Not exactly a summer steal, but a reasonable price unit for my area. $2000 CDN ($1500 USD). Seems to be in decent shape. Only issue is the auger height control doesn't seem to be working. Not sure if it is the cable or strut.

I will sort it out in the fall. I have limited storage at home, so I store all my winter stuff offsite. I will bring it back in the fall and give it a good service when I put my summer tools and toys away.

I filled with fresh gas with fuel stabilizer before storage. I shut off the fuel supply and ran it until stalled.


----------



## orangputeh (Nov 24, 2016)

def left out in elements so dont wait too long for service. hope that height adj is not too serious. those rams freeze I have heard.


----------



## Caper63 (Jun 15, 2021)

I noted the rust on the augers and the skids. The augers are turning and upon inspection are not seized to the shaft.


----------



## orangputeh (Nov 24, 2016)

Caper63 said:


> I noted the rust on the augers and the skids. The augers are turning and upon inspection are not seized to the shaft.


Lots of discussions here on preventive maintenance. Since Honda does not have grease fittings for augers it would be a good idea to remove augers, clean shafts , and apply some anti-seize grease when you do a full service.

I assume you removed shear pins to see if augers turn on auger gearbox shafts. 

Fortunately , it is fairly easy to do with this brand. 

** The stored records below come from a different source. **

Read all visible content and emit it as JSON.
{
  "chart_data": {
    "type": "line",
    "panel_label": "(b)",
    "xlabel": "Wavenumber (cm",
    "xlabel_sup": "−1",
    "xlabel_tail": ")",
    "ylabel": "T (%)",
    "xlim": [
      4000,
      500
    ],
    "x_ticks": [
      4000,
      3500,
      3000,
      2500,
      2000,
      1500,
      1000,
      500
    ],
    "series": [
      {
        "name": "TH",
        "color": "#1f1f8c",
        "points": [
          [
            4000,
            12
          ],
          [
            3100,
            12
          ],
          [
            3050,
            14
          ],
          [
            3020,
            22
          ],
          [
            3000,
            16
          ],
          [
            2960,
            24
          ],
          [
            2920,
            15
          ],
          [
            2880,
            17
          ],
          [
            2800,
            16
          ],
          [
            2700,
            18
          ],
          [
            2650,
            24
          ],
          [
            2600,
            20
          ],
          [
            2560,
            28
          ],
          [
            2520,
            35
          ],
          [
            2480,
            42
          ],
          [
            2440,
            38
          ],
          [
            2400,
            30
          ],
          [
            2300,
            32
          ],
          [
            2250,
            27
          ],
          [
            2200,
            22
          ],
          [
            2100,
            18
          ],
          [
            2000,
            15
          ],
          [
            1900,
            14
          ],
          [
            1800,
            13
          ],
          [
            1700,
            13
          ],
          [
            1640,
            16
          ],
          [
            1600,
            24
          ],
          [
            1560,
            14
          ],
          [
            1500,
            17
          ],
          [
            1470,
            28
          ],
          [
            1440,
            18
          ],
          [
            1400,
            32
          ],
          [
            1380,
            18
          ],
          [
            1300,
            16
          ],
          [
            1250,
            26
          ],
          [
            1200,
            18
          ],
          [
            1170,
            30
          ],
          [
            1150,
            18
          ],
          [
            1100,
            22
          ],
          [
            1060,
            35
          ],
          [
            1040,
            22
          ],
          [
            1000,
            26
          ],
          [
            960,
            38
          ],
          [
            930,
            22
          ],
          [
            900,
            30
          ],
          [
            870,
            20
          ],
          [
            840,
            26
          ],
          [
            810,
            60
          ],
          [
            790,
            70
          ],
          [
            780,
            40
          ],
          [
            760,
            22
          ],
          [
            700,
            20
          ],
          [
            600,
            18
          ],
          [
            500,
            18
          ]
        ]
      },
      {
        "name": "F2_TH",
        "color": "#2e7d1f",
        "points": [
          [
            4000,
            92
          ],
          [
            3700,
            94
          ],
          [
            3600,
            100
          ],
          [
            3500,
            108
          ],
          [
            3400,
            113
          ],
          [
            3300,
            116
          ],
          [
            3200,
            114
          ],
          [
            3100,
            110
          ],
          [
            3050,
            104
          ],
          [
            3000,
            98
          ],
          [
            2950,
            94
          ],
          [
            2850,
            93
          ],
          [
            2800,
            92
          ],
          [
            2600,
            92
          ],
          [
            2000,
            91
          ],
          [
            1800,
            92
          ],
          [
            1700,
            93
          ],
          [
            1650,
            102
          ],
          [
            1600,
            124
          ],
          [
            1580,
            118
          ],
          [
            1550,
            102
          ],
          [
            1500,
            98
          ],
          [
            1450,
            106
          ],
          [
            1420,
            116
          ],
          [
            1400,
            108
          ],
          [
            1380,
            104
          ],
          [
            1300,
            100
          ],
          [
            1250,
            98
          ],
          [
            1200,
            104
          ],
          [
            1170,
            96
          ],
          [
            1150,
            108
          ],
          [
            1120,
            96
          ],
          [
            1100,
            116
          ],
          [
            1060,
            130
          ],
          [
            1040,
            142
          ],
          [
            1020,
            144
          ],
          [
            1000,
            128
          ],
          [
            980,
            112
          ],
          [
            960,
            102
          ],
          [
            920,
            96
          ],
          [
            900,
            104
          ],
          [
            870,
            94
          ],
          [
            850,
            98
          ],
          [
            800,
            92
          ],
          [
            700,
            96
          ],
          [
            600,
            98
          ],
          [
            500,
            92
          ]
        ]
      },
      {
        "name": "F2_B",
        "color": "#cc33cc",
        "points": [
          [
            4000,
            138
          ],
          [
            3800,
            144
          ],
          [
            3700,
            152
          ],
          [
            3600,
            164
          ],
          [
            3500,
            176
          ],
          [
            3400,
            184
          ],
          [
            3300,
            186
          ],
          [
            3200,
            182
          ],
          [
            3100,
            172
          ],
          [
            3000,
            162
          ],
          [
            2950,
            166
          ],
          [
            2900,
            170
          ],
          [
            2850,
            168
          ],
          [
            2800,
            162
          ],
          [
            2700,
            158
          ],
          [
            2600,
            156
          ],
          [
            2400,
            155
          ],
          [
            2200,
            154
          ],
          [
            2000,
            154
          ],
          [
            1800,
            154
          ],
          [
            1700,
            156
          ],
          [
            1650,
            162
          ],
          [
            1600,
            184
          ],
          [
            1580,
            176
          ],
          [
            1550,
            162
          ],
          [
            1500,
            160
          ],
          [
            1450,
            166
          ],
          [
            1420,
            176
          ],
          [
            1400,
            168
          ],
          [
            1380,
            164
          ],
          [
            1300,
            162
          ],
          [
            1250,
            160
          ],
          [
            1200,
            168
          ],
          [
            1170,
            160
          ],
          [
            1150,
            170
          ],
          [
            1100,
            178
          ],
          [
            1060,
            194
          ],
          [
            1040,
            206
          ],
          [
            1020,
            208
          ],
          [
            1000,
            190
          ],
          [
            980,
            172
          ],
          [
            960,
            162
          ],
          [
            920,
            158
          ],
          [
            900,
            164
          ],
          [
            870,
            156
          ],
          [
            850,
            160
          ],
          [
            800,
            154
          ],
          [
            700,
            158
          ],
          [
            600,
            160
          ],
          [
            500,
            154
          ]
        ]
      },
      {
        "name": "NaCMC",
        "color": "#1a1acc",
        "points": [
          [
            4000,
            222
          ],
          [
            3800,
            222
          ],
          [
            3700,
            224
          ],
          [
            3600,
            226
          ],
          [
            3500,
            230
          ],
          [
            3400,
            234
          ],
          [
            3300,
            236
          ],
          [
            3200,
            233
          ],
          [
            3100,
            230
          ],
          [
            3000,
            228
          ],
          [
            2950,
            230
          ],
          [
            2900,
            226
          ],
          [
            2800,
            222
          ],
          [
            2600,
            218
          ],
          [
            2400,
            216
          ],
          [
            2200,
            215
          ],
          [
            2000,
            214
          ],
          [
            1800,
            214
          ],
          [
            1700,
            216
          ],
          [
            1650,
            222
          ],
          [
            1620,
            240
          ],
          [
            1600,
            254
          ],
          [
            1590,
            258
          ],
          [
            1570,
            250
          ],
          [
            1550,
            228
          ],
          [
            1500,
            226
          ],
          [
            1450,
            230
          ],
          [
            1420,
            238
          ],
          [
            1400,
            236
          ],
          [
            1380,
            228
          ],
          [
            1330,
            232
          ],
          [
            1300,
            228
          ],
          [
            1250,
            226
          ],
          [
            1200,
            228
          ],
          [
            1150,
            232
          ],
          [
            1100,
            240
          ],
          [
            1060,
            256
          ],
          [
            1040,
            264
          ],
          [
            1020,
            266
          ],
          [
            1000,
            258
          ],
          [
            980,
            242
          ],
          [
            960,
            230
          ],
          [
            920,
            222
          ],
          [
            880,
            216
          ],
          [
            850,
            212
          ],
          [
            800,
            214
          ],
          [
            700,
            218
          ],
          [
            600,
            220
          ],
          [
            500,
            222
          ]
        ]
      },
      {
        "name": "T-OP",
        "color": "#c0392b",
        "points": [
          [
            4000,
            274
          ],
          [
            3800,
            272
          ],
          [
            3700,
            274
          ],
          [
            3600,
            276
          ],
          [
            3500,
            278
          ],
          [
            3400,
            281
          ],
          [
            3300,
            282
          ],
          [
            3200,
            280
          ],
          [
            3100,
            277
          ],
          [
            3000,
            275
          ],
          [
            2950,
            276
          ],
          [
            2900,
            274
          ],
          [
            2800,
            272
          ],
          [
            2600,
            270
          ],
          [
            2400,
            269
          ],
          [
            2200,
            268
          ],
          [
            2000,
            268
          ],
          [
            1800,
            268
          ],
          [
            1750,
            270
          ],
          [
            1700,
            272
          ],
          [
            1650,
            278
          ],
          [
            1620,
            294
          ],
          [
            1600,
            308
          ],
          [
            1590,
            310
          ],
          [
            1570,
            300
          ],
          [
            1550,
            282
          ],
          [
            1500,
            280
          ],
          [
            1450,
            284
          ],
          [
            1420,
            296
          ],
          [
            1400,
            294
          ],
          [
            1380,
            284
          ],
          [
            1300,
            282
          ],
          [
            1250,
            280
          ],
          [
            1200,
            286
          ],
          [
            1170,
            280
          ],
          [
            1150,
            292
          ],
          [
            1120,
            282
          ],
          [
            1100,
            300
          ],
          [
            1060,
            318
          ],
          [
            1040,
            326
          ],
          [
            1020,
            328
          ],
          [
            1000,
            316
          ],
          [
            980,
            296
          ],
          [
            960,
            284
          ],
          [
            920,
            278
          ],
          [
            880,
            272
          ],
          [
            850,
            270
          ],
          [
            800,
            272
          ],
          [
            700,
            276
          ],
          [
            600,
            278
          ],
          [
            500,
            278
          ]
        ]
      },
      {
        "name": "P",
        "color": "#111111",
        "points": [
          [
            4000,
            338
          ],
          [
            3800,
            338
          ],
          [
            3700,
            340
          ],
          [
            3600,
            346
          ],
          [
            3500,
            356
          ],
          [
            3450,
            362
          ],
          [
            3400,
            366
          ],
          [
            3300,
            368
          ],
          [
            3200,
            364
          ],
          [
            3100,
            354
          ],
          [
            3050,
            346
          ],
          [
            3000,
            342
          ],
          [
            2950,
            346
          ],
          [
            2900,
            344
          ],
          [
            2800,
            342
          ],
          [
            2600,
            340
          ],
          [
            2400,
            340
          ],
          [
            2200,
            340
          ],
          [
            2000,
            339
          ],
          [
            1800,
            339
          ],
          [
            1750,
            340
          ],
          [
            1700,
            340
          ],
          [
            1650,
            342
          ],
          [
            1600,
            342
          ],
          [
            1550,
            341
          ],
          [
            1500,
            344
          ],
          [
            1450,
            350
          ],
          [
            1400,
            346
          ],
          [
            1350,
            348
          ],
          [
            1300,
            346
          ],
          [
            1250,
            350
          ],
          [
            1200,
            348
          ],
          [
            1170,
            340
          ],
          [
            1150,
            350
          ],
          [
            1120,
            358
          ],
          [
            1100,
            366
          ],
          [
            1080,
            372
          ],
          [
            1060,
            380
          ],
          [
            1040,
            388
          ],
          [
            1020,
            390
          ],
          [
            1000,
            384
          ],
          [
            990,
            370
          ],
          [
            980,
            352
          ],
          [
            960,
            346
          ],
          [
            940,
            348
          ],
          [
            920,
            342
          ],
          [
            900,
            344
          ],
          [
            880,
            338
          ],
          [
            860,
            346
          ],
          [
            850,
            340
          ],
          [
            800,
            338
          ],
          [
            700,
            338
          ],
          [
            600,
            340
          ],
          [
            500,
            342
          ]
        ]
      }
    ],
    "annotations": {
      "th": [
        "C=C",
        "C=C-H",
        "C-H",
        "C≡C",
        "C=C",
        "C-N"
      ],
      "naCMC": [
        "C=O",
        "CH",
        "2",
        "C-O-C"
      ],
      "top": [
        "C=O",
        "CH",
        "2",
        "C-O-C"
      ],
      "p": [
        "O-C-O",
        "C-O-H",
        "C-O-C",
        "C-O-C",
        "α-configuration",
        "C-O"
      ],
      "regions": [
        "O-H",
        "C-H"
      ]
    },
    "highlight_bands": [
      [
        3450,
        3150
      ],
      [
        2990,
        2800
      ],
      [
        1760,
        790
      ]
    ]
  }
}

It is a good looking machine and if properly maintained and used it will outlive you.


----------



## Caper63 (Jun 15, 2021)

I appreciate the advice. I am a long time lurker on this forum and have read the various preventive measures.

I did not remove the shear pins; however, I do plan on removing the augers in the fall when I service it. Oil change, new plug and rejet the carb.. I will repaint the skids and augers.


----------



## tabora (Mar 1, 2017)

Caper63 said:


> Only issue is the auger height control doesn't seem to be working.


If it turns out you need to replace the strut, get the 42919-V45-A01 from the US-built HSS machines. Much less expensive than the one for your Japan-built unit.


----------



## Caper63 (Jun 15, 2021)

Thanks Tabora. In your experience if the Auger height is not working, is it usually the strut or a simple cable adjustment?

I wish I had time to look at when I got it home; however, without an appropriate place to store it, I would have had to leave it outside.

I really need another shed aside from my 12'x 10' shed. I had plans to build a 12' x 20' garden shed last fall, but I cannot bring myself to pay $12 for a 2"x4" or $80 for a sheet of 1/2" plywood. Looks like lumber prices are starting to come down to earth.


----------



## orangputeh (Nov 24, 2016)

Caper63 said:


> Thanks Tabora. In your experience if the Auger height is not working, is it usually the strut or a simple cable adjustment?
> 
> I wish I had time to look at when I got it home; however, without an appropriate place to store it, I would have had to leave it outside.
> 
> I really need another shed aside from my 12'x 10' shed. I had plans to build a 12' x 20' garden shed last fall, but I cannot bring myself to pay $12 for a 2"x4" or $80 for a sheet of 1/2" plywood. Looks like lumber prices are starting to come down to earth.


around here free pallets are plentiful. One business close by has 8X4 pallets and that is where I get 2X4X8's. not all the 8's are straight so I have to pull apart a lot of pallets to get enough.

Not too familiar with the height adjustment. could be a cable. I would have a Honda tech inspect it. Replacing the ram is fairly easy and cheap.

either google the part number ( if needed ) to find a good price or use boats.net. Most parts prices have skyrocketed in last year and it's just a little more at the Honda stealer. I mean dealer.


----------